AI Helps General Radiologists Achieve Specialist-Level Performance in Interpreting Mammograms – Radiography

Image: Saige-DX is a custom-built categorical AI system designed to assist in breast cancer screening (Photo courtesy of DeepHealth)

Breast cancer, affecting one in eight women during their lifetimes, becomes far more treatable when detected early. The five-year relative survival rate for stage 1 breast cancer is an encouraging 99%, highlighting the importance of early detection. Now, groundbreaking research reveals that an advanced artificial intelligence (AI) technology, designed for mammography, can significantly enhance the early detection and diagnosis of breast cancer by enabling general radiologists to perform at the level of specialists.

DeepHealth’s (Los Angeles, CA, USA) Saige-Dx is a custom-built categorical AI system that automatically spots suspicious lesions in mammograms, assigning a level of suspicion to each finding and the entire case. In a pivotal study conducted by DeepHealth, the interpretative skills of 18 physicians, including both breast specialists and general radiologists, were evaluated. The researchers analyzed 240 retrospectively gathered digital breast tomosynthesis scans for cancer indicators. Utilizing Saige-DX, each radiologist demonstrated an enhanced ability to interpret mammograms. Their average diagnostic accuracy, measured by the area under the receiver operating characteristic curve, improved from 0.87 to 0.93 with the aid of AI.

The improvement was significant in both groups of radiologists, with generalists adding 0.08 to their accuracy score and specialists improving by 0.05. This enhanced performance was consistent across various cancer characteristics, such as lesion type and size, and across patient subgroups, including different races and ethnicities, ages, and breast densities. The researchers attribute this success to the AI system’s design, which specifically addresses challenging cases. The algorithm was trained using a dataset that included cancers previously missed in clinical settings by radiologists. Furthermore, Saige-Dx’s minimal use of “bounding boxes” for marking breast images likely prevented radiologists from being overwhelmed by excessive markings, a common issue with less precise computer-aided diagnostic tools.

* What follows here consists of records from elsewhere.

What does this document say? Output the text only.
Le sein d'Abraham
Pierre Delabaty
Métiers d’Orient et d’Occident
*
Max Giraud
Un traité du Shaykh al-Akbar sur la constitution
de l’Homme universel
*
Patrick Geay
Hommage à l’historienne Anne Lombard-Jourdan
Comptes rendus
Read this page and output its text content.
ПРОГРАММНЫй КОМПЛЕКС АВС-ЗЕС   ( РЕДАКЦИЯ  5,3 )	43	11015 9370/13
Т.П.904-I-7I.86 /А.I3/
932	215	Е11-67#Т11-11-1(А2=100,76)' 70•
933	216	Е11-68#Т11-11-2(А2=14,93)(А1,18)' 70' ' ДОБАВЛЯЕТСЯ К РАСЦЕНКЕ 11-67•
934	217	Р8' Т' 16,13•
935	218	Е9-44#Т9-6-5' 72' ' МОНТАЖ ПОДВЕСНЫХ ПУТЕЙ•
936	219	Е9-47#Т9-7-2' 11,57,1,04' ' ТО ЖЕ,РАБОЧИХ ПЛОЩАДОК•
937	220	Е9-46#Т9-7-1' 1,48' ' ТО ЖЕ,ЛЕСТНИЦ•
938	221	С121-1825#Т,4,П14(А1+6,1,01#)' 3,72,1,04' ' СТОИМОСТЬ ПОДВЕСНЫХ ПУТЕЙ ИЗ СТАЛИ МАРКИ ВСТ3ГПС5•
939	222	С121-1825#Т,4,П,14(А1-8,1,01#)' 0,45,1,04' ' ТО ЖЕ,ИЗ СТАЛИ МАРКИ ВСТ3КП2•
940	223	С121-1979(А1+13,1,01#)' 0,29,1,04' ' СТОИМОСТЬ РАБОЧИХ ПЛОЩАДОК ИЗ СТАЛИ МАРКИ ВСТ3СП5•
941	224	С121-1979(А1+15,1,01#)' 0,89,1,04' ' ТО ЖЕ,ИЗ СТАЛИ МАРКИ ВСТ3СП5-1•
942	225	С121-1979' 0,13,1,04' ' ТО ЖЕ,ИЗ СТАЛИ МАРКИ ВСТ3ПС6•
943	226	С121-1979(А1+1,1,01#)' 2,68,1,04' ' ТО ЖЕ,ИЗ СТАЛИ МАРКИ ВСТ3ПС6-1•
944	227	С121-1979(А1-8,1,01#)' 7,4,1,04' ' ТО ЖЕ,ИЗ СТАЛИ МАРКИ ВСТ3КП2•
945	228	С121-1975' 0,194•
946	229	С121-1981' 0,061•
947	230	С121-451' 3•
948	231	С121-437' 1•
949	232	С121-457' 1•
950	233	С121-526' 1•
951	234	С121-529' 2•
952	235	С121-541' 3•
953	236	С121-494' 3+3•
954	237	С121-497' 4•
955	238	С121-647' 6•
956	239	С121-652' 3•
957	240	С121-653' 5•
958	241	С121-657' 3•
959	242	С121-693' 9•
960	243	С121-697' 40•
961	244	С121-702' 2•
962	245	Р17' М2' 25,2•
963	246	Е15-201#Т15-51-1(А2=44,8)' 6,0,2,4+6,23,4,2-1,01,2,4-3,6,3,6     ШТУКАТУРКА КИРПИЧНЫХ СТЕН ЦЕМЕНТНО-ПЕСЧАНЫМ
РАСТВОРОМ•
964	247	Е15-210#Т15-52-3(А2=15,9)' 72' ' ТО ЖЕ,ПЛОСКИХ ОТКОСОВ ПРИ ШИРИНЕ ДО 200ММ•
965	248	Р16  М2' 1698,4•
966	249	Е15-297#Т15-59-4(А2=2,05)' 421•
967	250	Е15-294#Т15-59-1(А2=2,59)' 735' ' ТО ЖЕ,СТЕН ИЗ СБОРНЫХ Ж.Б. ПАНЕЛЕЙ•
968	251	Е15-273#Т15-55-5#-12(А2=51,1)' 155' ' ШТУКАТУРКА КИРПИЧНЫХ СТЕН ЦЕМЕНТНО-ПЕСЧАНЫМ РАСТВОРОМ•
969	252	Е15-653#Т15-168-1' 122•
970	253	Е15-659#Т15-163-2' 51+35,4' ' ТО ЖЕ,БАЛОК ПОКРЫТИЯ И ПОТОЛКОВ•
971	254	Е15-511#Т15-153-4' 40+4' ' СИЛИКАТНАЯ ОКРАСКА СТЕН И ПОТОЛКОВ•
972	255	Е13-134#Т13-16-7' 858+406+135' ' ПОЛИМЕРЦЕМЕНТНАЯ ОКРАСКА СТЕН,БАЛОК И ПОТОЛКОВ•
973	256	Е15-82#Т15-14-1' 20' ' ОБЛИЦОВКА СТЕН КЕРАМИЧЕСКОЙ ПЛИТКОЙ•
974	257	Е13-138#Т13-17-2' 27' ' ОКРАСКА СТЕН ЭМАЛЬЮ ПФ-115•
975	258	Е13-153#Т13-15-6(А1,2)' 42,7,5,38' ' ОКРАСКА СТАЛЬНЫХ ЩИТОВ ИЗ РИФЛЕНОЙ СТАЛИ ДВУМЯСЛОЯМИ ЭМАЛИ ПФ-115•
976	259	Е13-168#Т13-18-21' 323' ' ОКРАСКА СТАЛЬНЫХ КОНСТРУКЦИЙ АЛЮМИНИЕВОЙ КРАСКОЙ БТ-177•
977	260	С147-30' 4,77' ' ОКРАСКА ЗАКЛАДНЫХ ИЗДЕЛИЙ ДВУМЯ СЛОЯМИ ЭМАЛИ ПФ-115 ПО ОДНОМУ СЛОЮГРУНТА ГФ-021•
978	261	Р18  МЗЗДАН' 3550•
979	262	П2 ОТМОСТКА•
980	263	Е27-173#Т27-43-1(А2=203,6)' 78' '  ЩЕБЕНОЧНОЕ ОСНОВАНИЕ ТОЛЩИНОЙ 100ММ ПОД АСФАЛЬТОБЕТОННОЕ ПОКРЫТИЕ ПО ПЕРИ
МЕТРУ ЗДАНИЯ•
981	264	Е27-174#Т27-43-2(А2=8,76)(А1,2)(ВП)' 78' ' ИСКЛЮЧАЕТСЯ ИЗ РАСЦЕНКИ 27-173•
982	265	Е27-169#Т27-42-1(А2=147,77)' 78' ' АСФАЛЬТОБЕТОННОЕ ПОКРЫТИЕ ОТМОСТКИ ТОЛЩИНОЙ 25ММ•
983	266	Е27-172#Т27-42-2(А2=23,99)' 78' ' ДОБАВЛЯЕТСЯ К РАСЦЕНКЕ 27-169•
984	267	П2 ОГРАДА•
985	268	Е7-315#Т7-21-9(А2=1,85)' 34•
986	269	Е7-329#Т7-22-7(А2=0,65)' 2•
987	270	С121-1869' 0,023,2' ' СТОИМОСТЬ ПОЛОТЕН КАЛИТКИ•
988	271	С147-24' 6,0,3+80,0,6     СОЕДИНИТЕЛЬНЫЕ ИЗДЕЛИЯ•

“The mean performance of general radiologists with AI exceeded that of breast imaging specialists unaided by AI, suggesting that the AI software could help patients receive specialist-level interpretations for their screening mammogram even if interpreted by a general radiologist,” the researchers noted. “The benefits of using AI are not limited to generalists, as specialists also showed improved performance.”

“In conclusion, our results show that general radiologists may achieve specialist-level performance when interpreting screening DBT mammograms with the aid of AI and that specialists can achieve even higher performance (increased sensitivity and specificity) in a diverse population across multiple cancer types,” stated Jiye G. Kim, PhD, DeepHealth’s director of clinical studies.